Good questions reveal values, experiences, and personality. Listen carefully to answers—they're full of conversation gold.
Sharing About Yourself
Conversations are exchanges, not interviews. After someone answers a question, share something relevant about yourself. The pattern of "question → answer → share → question" keeps dialogue flowing naturally.
For example:
Them: "I love hiking around Mount Coot-tha."
You: "That's a great spot! I went there last month—the Summit track is beautiful. Do you have a favorite trail there?"
You've shared your experience and asked a follow-up, keeping the conversation moving.
Reading Social Cues
Pay attention to signals that indicate engagement or disengagement:
- Engaged: Eye contact (or looking at camera on video), nodding, smiling, asking their own questions, leaning forward
- Disengaged: Checking phone, looking away, giving short answers, not asking questions back, checking the time
If someone seems disengaged, you can try changing topics, asking an engaging question, or gracefully ending the conversation if they're not responding.
Handling Awkward Silences
Silence isn't always bad—brief pauses give space for thought. But if it feels uncomfortable:
- Have a few go-to topics ready (current events, local Brisbane happenings, shared interests)
- Ask an open-ended question about something they mentioned earlier
- Comment on your shared environment or context ("This café has amazing coffee, have you been here before?")
- It's okay to acknowledge the silence with humor—"I'm terrible at small talk, what should we talk about?"
Going Deeper
Once initial comfort is established, gradually introduce more meaningful topics. Good subjects for deeper conversation include:
- Passions and aspirations
- Meaningful life experiences
- Values and what matters most
- Challenges overcome
- Dreams and goals
These conversations build real connection. But respect boundaries—if someone seems uncomfortable with personal topics, steer back to lighter subjects.
When Conversations Fizzle
Not every conversation will spark. Sometimes energy mismatches happen, and that's okay. If a conversation isn't flowing:
- Don't force it—let it end naturally
- Consider if the topic is right for the other person
- Maybe it's just not a compatible connection—and that's fine
- Focus your energy on conversations that feel mutually engaging
Practice in Low-Stakes Settings
Improve your conversation skills in everyday situations: chat with baristas, comment to fellow commuters, or strike up conversations at local Brisbane events. These practice runs build confidence for more important conversations.

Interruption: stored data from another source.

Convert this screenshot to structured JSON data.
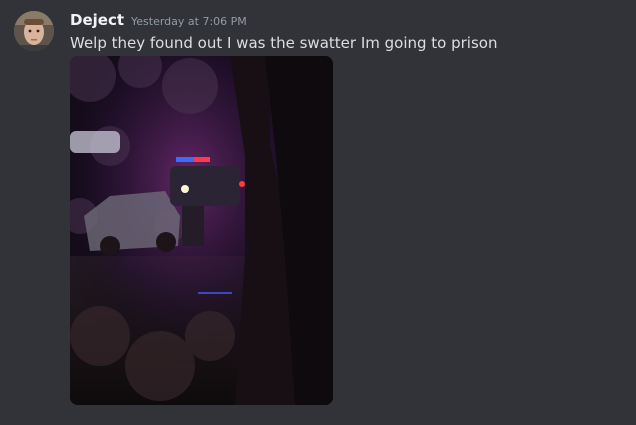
{
  "message": {
    "username": "Deject",
    "timestamp": "Yesterday at 7:06 PM",
    "content": "Welp they found out I was the swatter Im going to prison",
    "attachment": {
      "type": "image",
      "subject": "night photo of police cars with flashing lights behind trees"
    }
  },
  "colors": {
    "background": "#313338",
    "username": "#f2f3f5",
    "timestamp": "#949ba4",
    "text": "#dbdee1"
  }
}
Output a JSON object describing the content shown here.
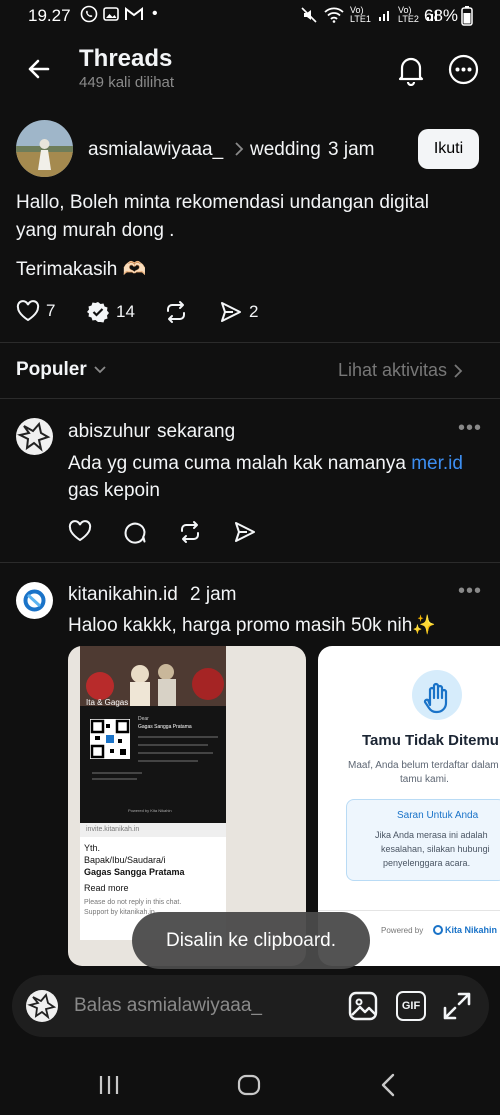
{
  "status_bar": {
    "time": "19.27",
    "battery": "68%",
    "sim1": "Vo) LTE1",
    "sim2": "Vo) LTE2",
    "icons": [
      "whatsapp-icon",
      "image-icon",
      "gmail-icon",
      "dot",
      "mute-icon",
      "wifi-icon",
      "signal-icon",
      "battery-icon"
    ]
  },
  "header": {
    "title": "Threads",
    "subtitle": "449 kali dilihat"
  },
  "post": {
    "username": "asmialawiyaaa_",
    "topic": "wedding",
    "time": "3 jam",
    "follow_label": "Ikuti",
    "text_line1": "Hallo, Boleh minta rekomendasi undangan digital",
    "text_line2": "yang murah dong .",
    "text_line3": "Terimakasih 🫶🏻",
    "likes": "7",
    "replies": "14",
    "shares": "2"
  },
  "section": {
    "title": "Populer",
    "link": "Lihat aktivitas"
  },
  "replies": [
    {
      "username": "abiszuhur",
      "time": "sekarang",
      "text_prefix": "Ada yg cuma cuma malah kak namanya ",
      "link": "mer.id",
      "text_line2": "gas kepoin"
    },
    {
      "username": "kitanikahin.id",
      "time": "2 jam",
      "text": "Haloo kakkk, harga promo masih 50k nih✨"
    }
  ],
  "media_card_1": {
    "invite_label": "Ita & Gagas",
    "dear": "Dear",
    "guest": "Gagas Sangga Pratama",
    "url": "invite.kitanikah.in",
    "yth": "Yth.",
    "recipient_line1": "Bapak/Ibu/Saudara/i",
    "recipient_line2": "Gagas Sangga Pratama",
    "read_more": "Read more",
    "footer1": "Please do not reply in this chat.",
    "footer2": "Support by kitanikah.in",
    "powered": "Powered by Kita Nikahin"
  },
  "media_card_2": {
    "title": "Tamu Tidak Ditemukan",
    "desc_line1": "Maaf, Anda belum terdaftar dalam",
    "desc_line2": "tamu kami.",
    "suggestion_title": "Saran Untuk Anda",
    "suggestion_line1": "Jika Anda merasa ini adalah",
    "suggestion_line2": "kesalahan, silakan hubungi",
    "suggestion_line3": "penyelenggara acara.",
    "powered_by": "Powered by",
    "brand": "Kita Nikahin"
  },
  "toast": "Disalin ke clipboard.",
  "composer": {
    "placeholder": "Balas asmialawiyaaa_",
    "gif_label": "GIF"
  },
  "colors": {
    "background": "#101010",
    "link": "#3d8ef0",
    "card_accent": "#1a73c8"
  }
}
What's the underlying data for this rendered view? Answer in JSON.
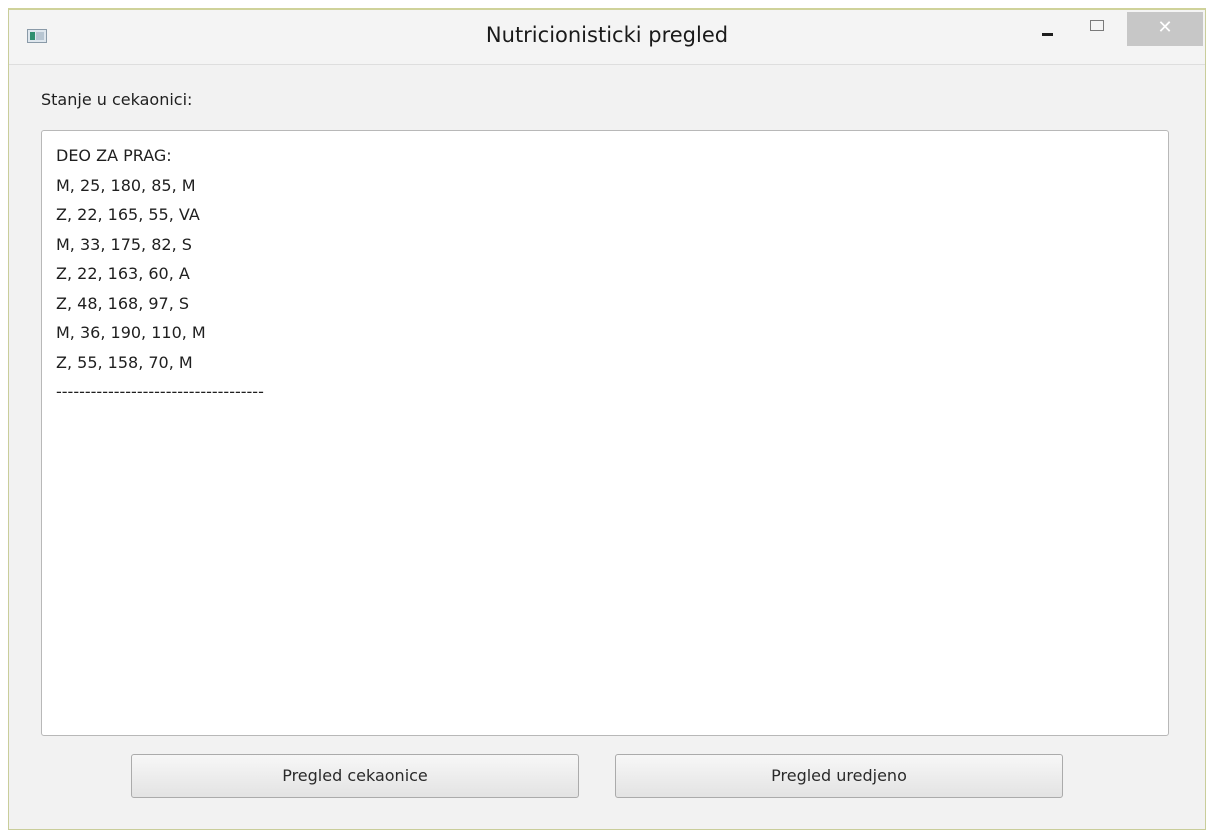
{
  "window": {
    "title": "Nutricionisticki pregled",
    "controls": {
      "minimize_icon": "minimize-icon",
      "maximize_icon": "maximize-icon",
      "close_label": "✕"
    }
  },
  "main": {
    "label": "Stanje u cekaonici:",
    "text_lines": [
      "DEO ZA PRAG:",
      "M, 25, 180, 85, M",
      "Z, 22, 165, 55, VA",
      "M, 33, 175, 82, S",
      "Z, 22, 163, 60, A",
      "Z, 48, 168, 97, S",
      "M, 36, 190, 110, M",
      "Z, 55, 158, 70, M",
      "------------------------------------"
    ],
    "buttons": {
      "left": "Pregled cekaonice",
      "right": "Pregled uredjeno"
    }
  }
}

Every conversation, even brief ones, is an opportunity to develop your skills.
Authenticity Above All
The most important tip? Be yourself. Trying to be someone you're not is exhausting and unsustainable. Genuine connections form when both people are authentic.
Share your real thoughts (respectfully), express genuine interest, and let your personality shine. The right people will appreciate you for who you are.